Зал шумел… Ах, какой это был чудесный зал! Когда-то здесь строились выпускники Технического училища Петра Великого; буйно выплясывали в конфетти и серпантине купеческие банкеты; губернаторы давали здесь в старину балы заезжим великим князьям и знатным ревизорам из сената, – и тогда женские плечи нестерпимо сверкали под сиянием люстр… А теперь бедный генерал Миллер стоит лицом в этот галдящий зал, битком набитый земцами и эсерами, и, кажется, трибуну его тоже окружает лед. Наклонив голову, Евгений Карлович слушает гул голосов. Хотя бы выяснить – какое крыло оппозиции сейчас его критикует: левое или правое? Одно ясно: его диктатуру порицают. За что бы вы думали? Ужасно порицают за «отрыв от народных масс». Конечно, обвинение серьезное. Евгению Карловичу будет трудно оправдать себя…
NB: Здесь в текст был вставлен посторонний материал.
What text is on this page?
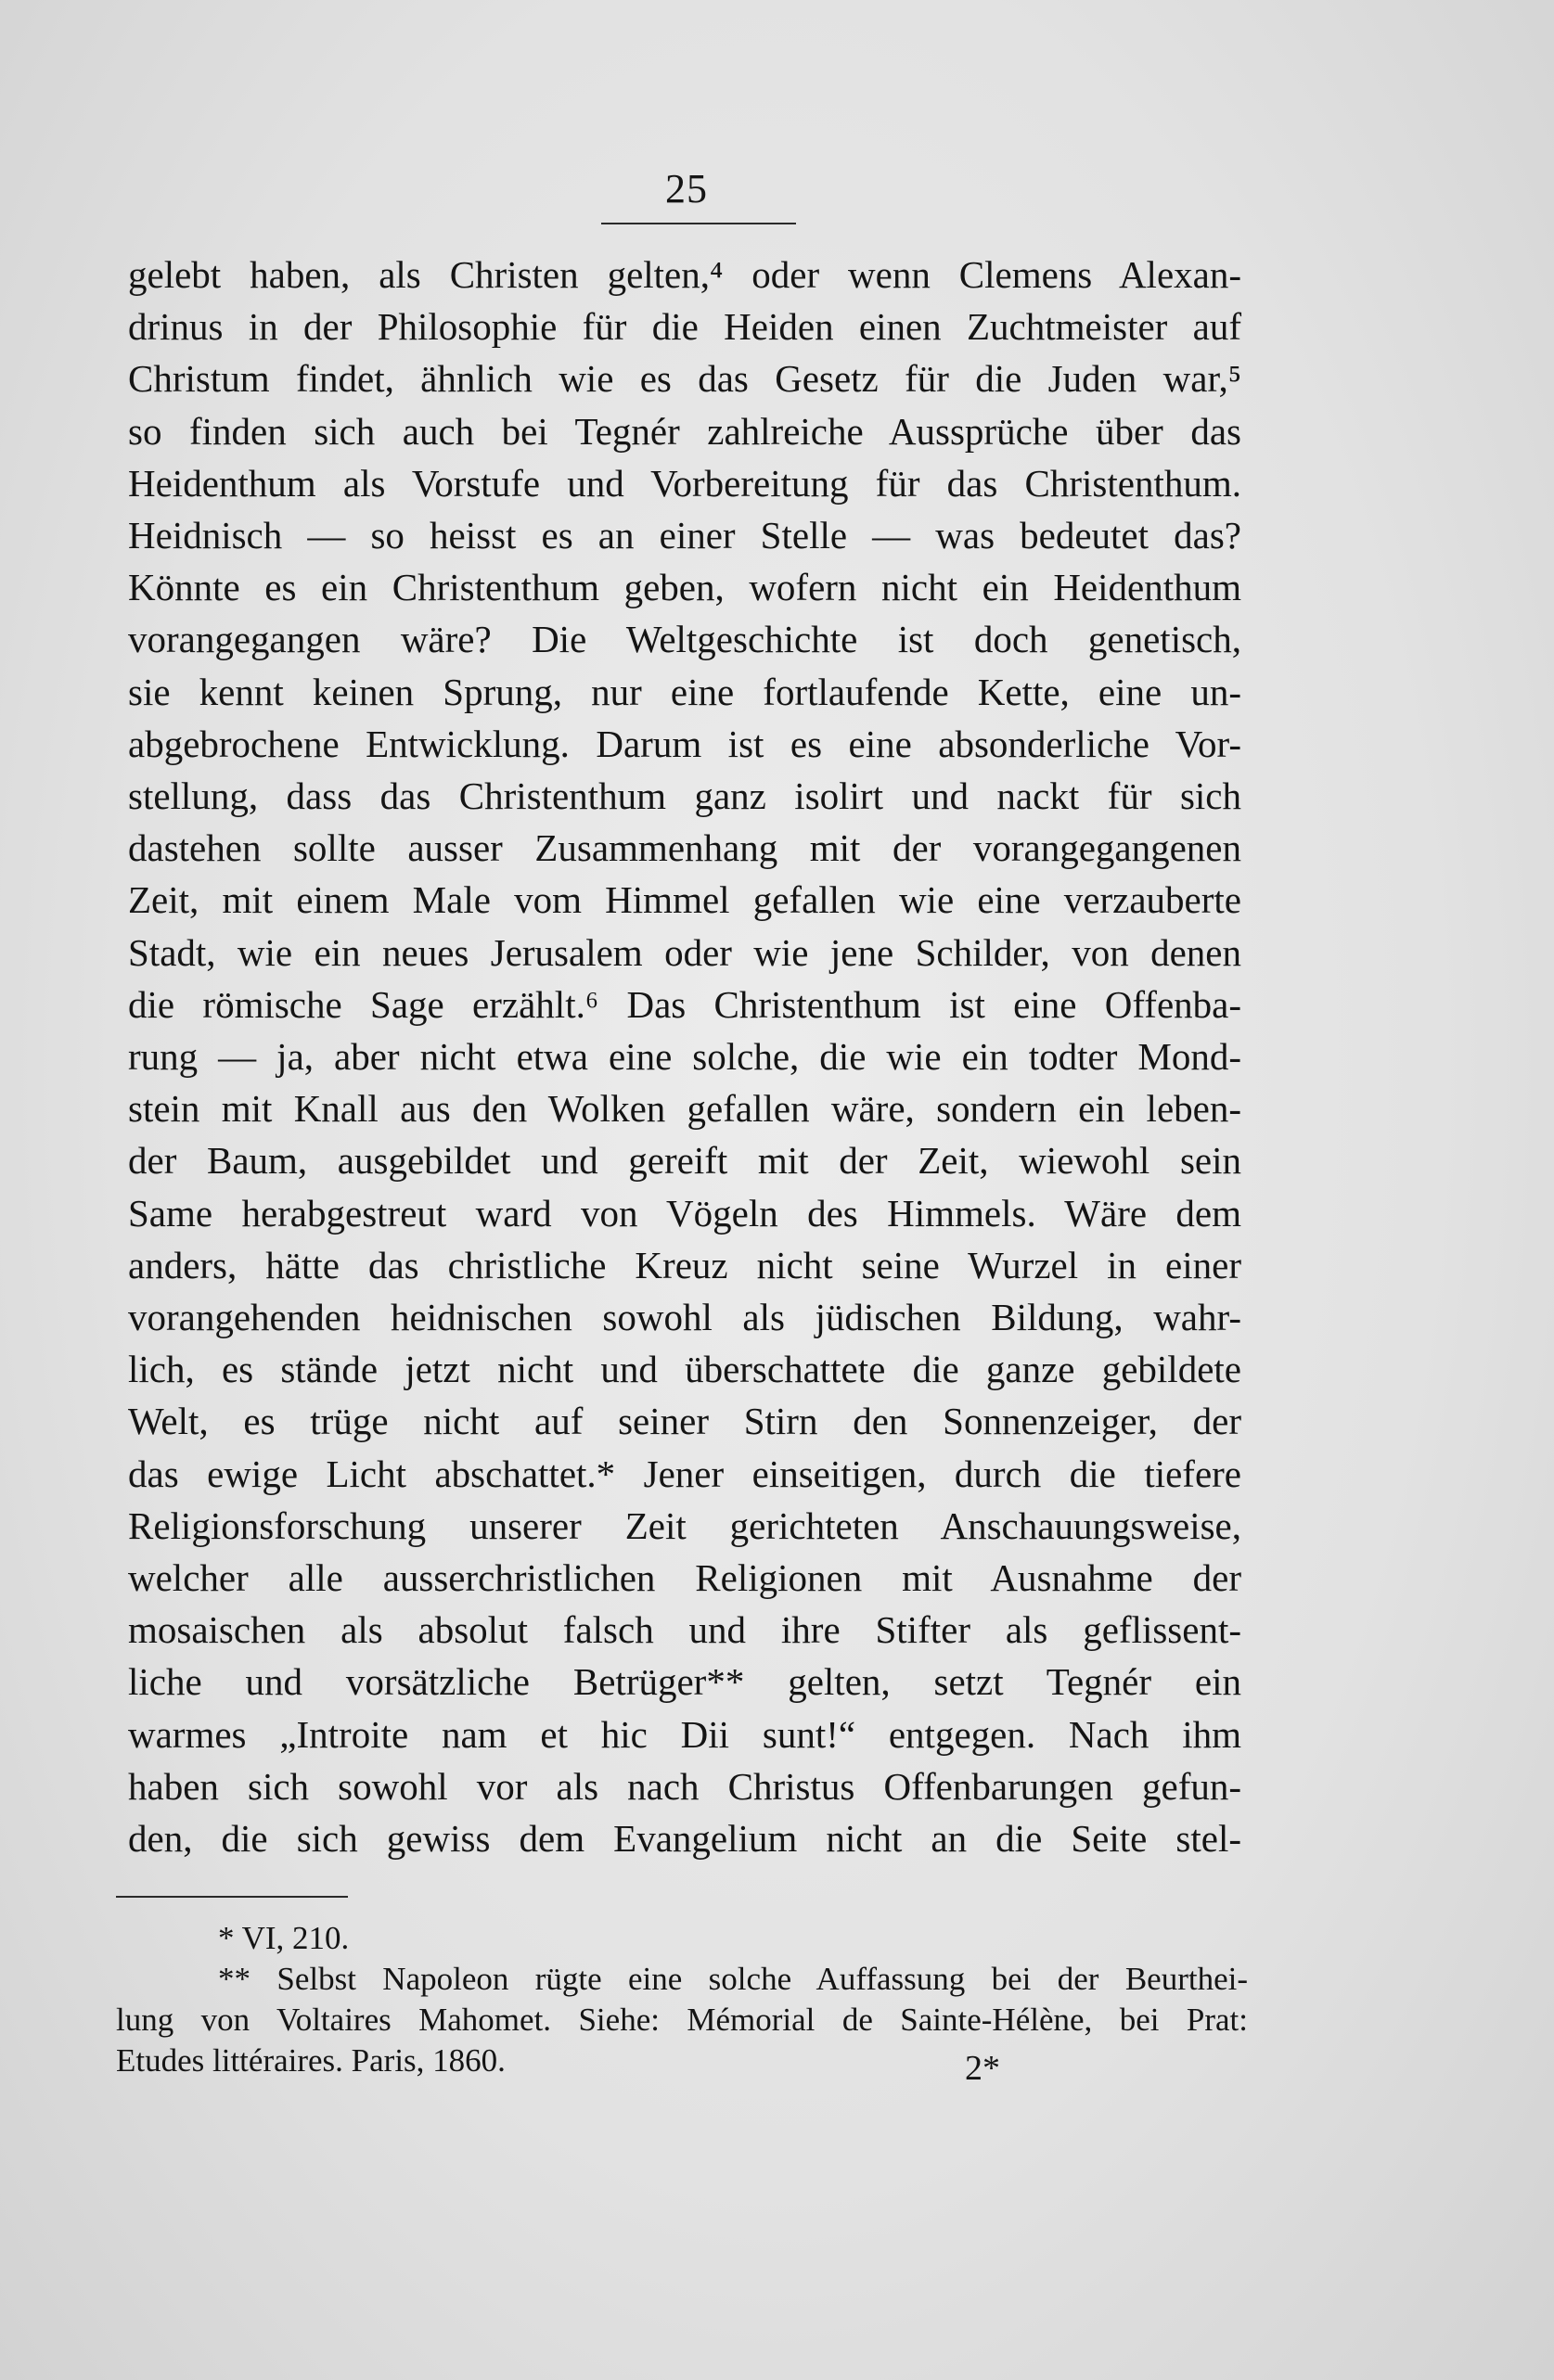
25
gelebt haben, als Christen gelten,⁴ oder wenn Clemens Alexan-
drinus in der Philosophie für die Heiden einen Zuchtmeister auf
Christum findet, ähnlich wie es das Gesetz für die Juden war,⁵
so finden sich auch bei Tegnér zahlreiche Aussprüche über das
Heidenthum als Vorstufe und Vorbereitung für das Christenthum.
Heidnisch — so heisst es an einer Stelle — was bedeutet das?
Könnte es ein Christenthum geben, wofern nicht ein Heidenthum
vorangegangen wäre? Die Weltgeschichte ist doch genetisch,
sie kennt keinen Sprung, nur eine fortlaufende Kette, eine un-
abgebrochene Entwicklung. Darum ist es eine absonderliche Vor-
stellung, dass das Christenthum ganz isolirt und nackt für sich
dastehen sollte ausser Zusammenhang mit der vorangegangenen
Zeit, mit einem Male vom Himmel gefallen wie eine verzauberte
Stadt, wie ein neues Jerusalem oder wie jene Schilder, von denen
die römische Sage erzählt.⁶ Das Christenthum ist eine Offenba-
rung — ja, aber nicht etwa eine solche, die wie ein todter Mond-
stein mit Knall aus den Wolken gefallen wäre, sondern ein leben-
der Baum, ausgebildet und gereift mit der Zeit, wiewohl sein
Same herabgestreut ward von Vögeln des Himmels. Wäre dem
anders, hätte das christliche Kreuz nicht seine Wurzel in einer
vorangehenden heidnischen sowohl als jüdischen Bildung, wahr-
lich, es stände jetzt nicht und überschattete die ganze gebildete
Welt, es trüge nicht auf seiner Stirn den Sonnenzeiger, der
das ewige Licht abschattet.* Jener einseitigen, durch die tiefere
Religionsforschung unserer Zeit gerichteten Anschauungsweise,
welcher alle ausserchristlichen Religionen mit Ausnahme der
mosaischen als absolut falsch und ihre Stifter als geflissent-
liche und vorsätzliche Betrüger** gelten, setzt Tegnér ein
warmes „Introite nam et hic Dii sunt!“ entgegen. Nach ihm
haben sich sowohl vor als nach Christus Offenbarungen gefun-
den, die sich gewiss dem Evangelium nicht an die Seite stel-
* VI, 210.
** Selbst Napoleon rügte eine solche Auffassung bei der Beurthei-
lung von Voltaires Mahomet. Siehe: Mémorial de Sainte-Hélène, bei Prat:
Etudes littéraires. Paris, 1860.	2*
– Тихо! – гаркнул Миллер. – Есть еще два портфеля для эсеров.
– Какие?
– Первый – в кабинете народного просвещения.
– А второй?
– Агитации и пропаганды! Ваше красноречие не пропадет даром!
Поднялся над залом матерый эсерище, весь в коже.
– Не брать портфелей у диктатора Миллера! – заорал свирепо. – Кто возьмет – того прихлопну именем партии. Входя в правительство, мы тем самым делаемся ответственными за все то, что творилось на севере за годы интервенции и диктатуры… Вашей диктатуры, генерал Миллер!
– Одну минутку, – сказал Миллер. – Я сейчас… одну минутку!
Он проскочил за сцену, налил в стакан коньяку, выпил его без закуски и вылетел обратно на трибуну.
– Итак, – сказал Миллер, освеженный, – я вас слушаю… В чем вы, господа, смеете меня обвинять?
– Мы требуем…
– Чего? – рявкал сверху Миллер. – Разве я поступил с вами неблагородно? Разве не я предоставил три корабля для ваших семей? Разве не я открыл эмиссионные кассы? Чего вы можете требовать от меня, когда армия по пояс в снегу, корабли во льду до ватерлинии, а большевики уже стучатся в Плесецкую? Я знаю: если бы я побеждал армию большевиков, вы бы меня не обвиняли тогда в диктатуре… Впрочем, одну минутку, я сейчас!…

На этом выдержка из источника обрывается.